Exploring the Reform of English Informatization Teaching and Micro-Class Teaching Mode in College Based on SVM Model in the Background of Big Data
Keywords:
big data, SVM model, support vector machine, college English, microlearning modelAbstract
This research introduces the SVM model to examine the reform direction in order to increase the effectiveness of English informatics education reform in colleges and universities.

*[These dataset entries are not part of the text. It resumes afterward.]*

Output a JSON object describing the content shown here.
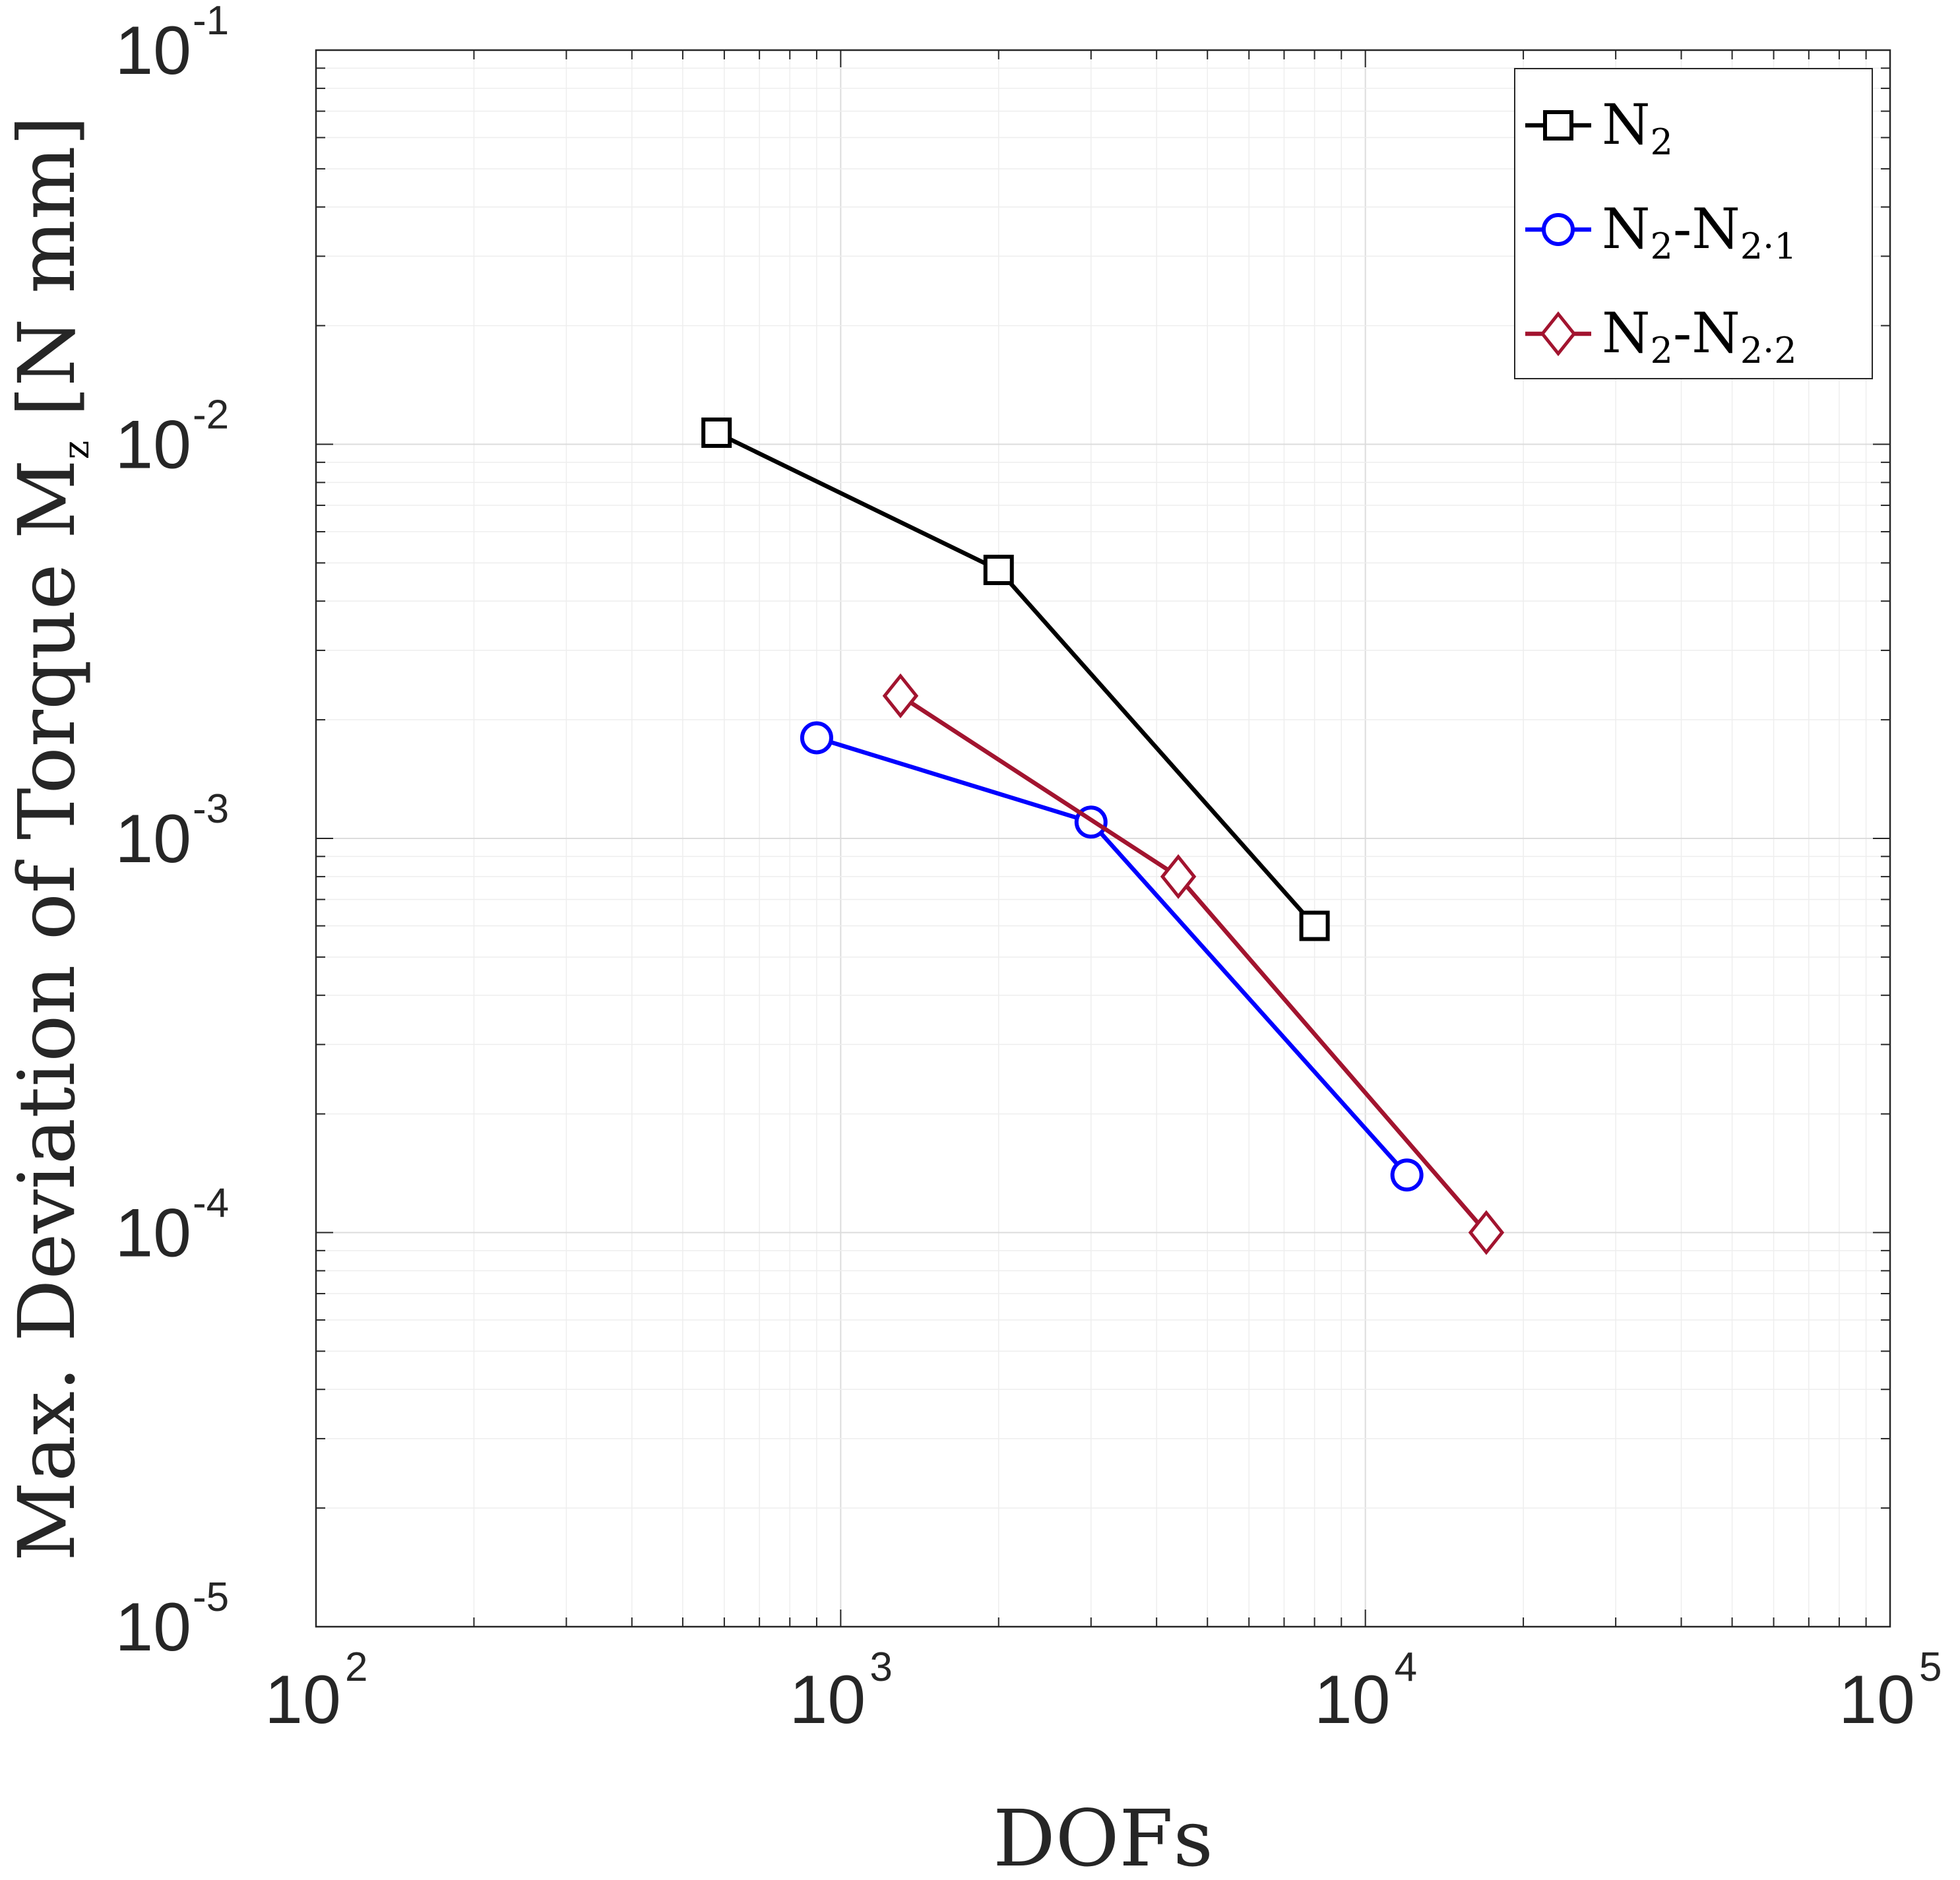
{
  "chart_data": {
    "type": "line",
    "title": "",
    "xscale": "log",
    "yscale": "log",
    "xlim": [
      100,
      100000
    ],
    "ylim": [
      1e-05,
      0.1
    ],
    "xlabel": "DOFs",
    "ylabel": "Max. Deviation of Torque M",
    "ylabel_sub": "z",
    "ylabel_unit": "[N mm]",
    "grid": true,
    "legend_position": "top-right",
    "x_ticks": [
      {
        "value": 100,
        "base": "10",
        "exp": "2"
      },
      {
        "value": 1000,
        "base": "10",
        "exp": "3"
      },
      {
        "value": 10000,
        "base": "10",
        "exp": "4"
      },
      {
        "value": 100000,
        "base": "10",
        "exp": "5"
      }
    ],
    "y_ticks": [
      {
        "value": 0.1,
        "base": "10",
        "exp": "-1"
      },
      {
        "value": 0.01,
        "base": "10",
        "exp": "-2"
      },
      {
        "value": 0.001,
        "base": "10",
        "exp": "-3"
      },
      {
        "value": 0.0001,
        "base": "10",
        "exp": "-4"
      },
      {
        "value": 1e-05,
        "base": "10",
        "exp": "-5"
      }
    ],
    "series": [
      {
        "name": "N2",
        "label": "N",
        "label_sub": "2",
        "label_mid": "",
        "label_sub2": "",
        "color": "#000000",
        "marker": "square",
        "x": [
          580,
          2000,
          8000
        ],
        "y": [
          0.0107,
          0.0048,
          0.0006
        ]
      },
      {
        "name": "N2-N2.1",
        "label": "N",
        "label_sub": "2",
        "label_mid": "-N",
        "label_sub2": "2·1",
        "color": "#0000ff",
        "marker": "circle",
        "x": [
          900,
          3000,
          12000
        ],
        "y": [
          0.0018,
          0.0011,
          0.00014
        ]
      },
      {
        "name": "N2-N2.2",
        "label": "N",
        "label_sub": "2",
        "label_mid": "-N",
        "label_sub2": "2·2",
        "color": "#a2142f",
        "marker": "diamond",
        "x": [
          1300,
          4400,
          17000
        ],
        "y": [
          0.0023,
          0.0008,
          0.0001
        ]
      }
    ]
  }
}
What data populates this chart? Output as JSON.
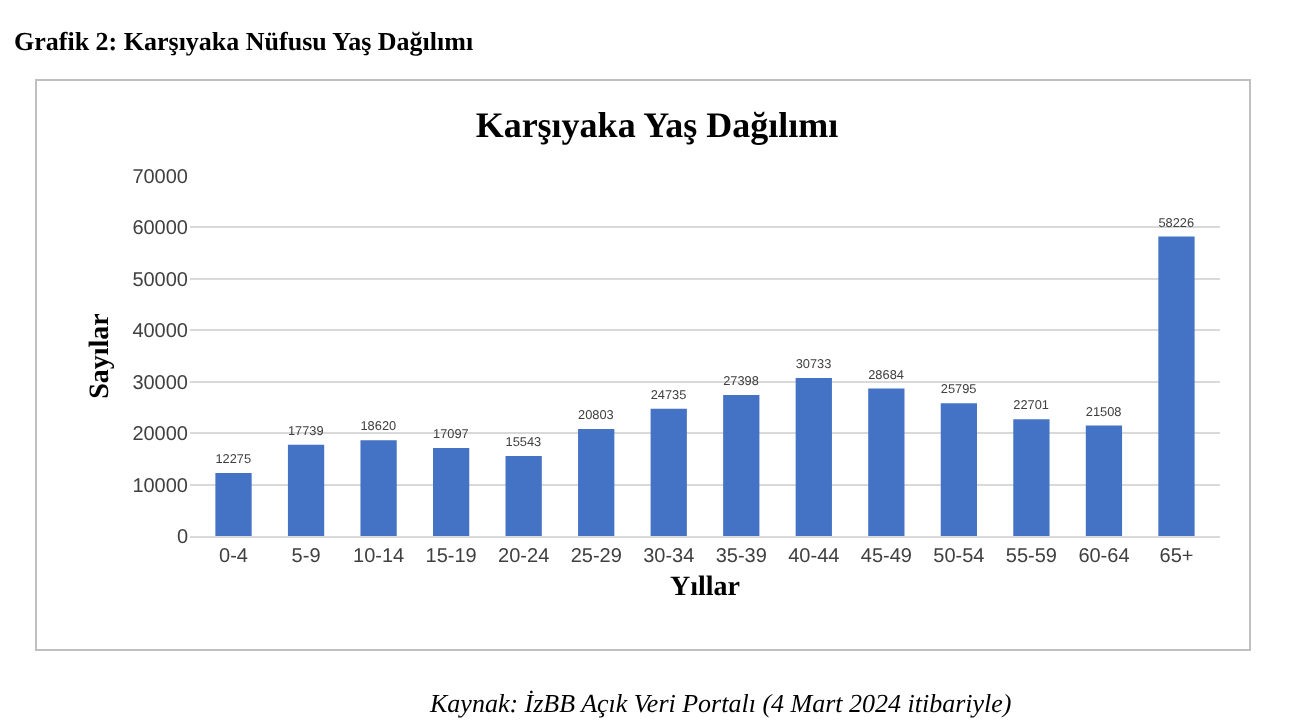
{
  "chart_data": {
    "type": "bar",
    "title": "Karşıyaka Yaş Dağılımı",
    "xlabel": "Yıllar",
    "ylabel": "Sayılar",
    "annotations": [
      "Grafik 2: Karşıyaka Nüfusu Yaş Dağılımı",
      "Kaynak: İzBB Açık Veri Portalı (4 Mart 2024 itibariyle)"
    ],
    "categories": [
      "0-4",
      "5-9",
      "10-14",
      "15-19",
      "20-24",
      "25-29",
      "30-34",
      "35-39",
      "40-44",
      "45-49",
      "50-54",
      "55-59",
      "60-64",
      "65+"
    ],
    "values": [
      12275,
      17739,
      18620,
      17097,
      15543,
      20803,
      24735,
      27398,
      30733,
      28684,
      25795,
      22701,
      21508,
      58226
    ],
    "color": "#4472c4",
    "ylim": [
      0,
      70000
    ],
    "yticks": [
      0,
      10000,
      20000,
      30000,
      40000,
      50000,
      60000,
      70000
    ],
    "grid": "y",
    "data_labels": true
  }
}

Firstly, the optimal hyperplane is defined in the process of constructing support vector machines, and LS-SVM and BT-SVM algorithms are introduced. The kernel function of SVM is sorted out to determine its operation conditions, and thus the BT-SVM algorithm flow is obtained to facilitate the full-text algorithm work. The algorithm model simulation experiments are carried out to confirm the method's viability after outlining the technological methods. In order to further investigate the microlearning and informatization of English instruction in colleges and universities, the simulation experiment findings are employed. The results show that the average score of students' evaluation of teaching content is 90.8, teaching method is 88.5, teaching attitude is 85.7, and the average score of teaching result is 84.5, which is in a satisfactory state in general. The BT-SVM algorithm's accuracy rate in teaching processing is 98.72%, which contributes to increasing the effectiveness of the entire teaching evaluation process. Thus, it is clear that both the computation of teaching evaluation indexes and the efficiency of teaching processing are accurately and efficiently handled by the method presented in this study.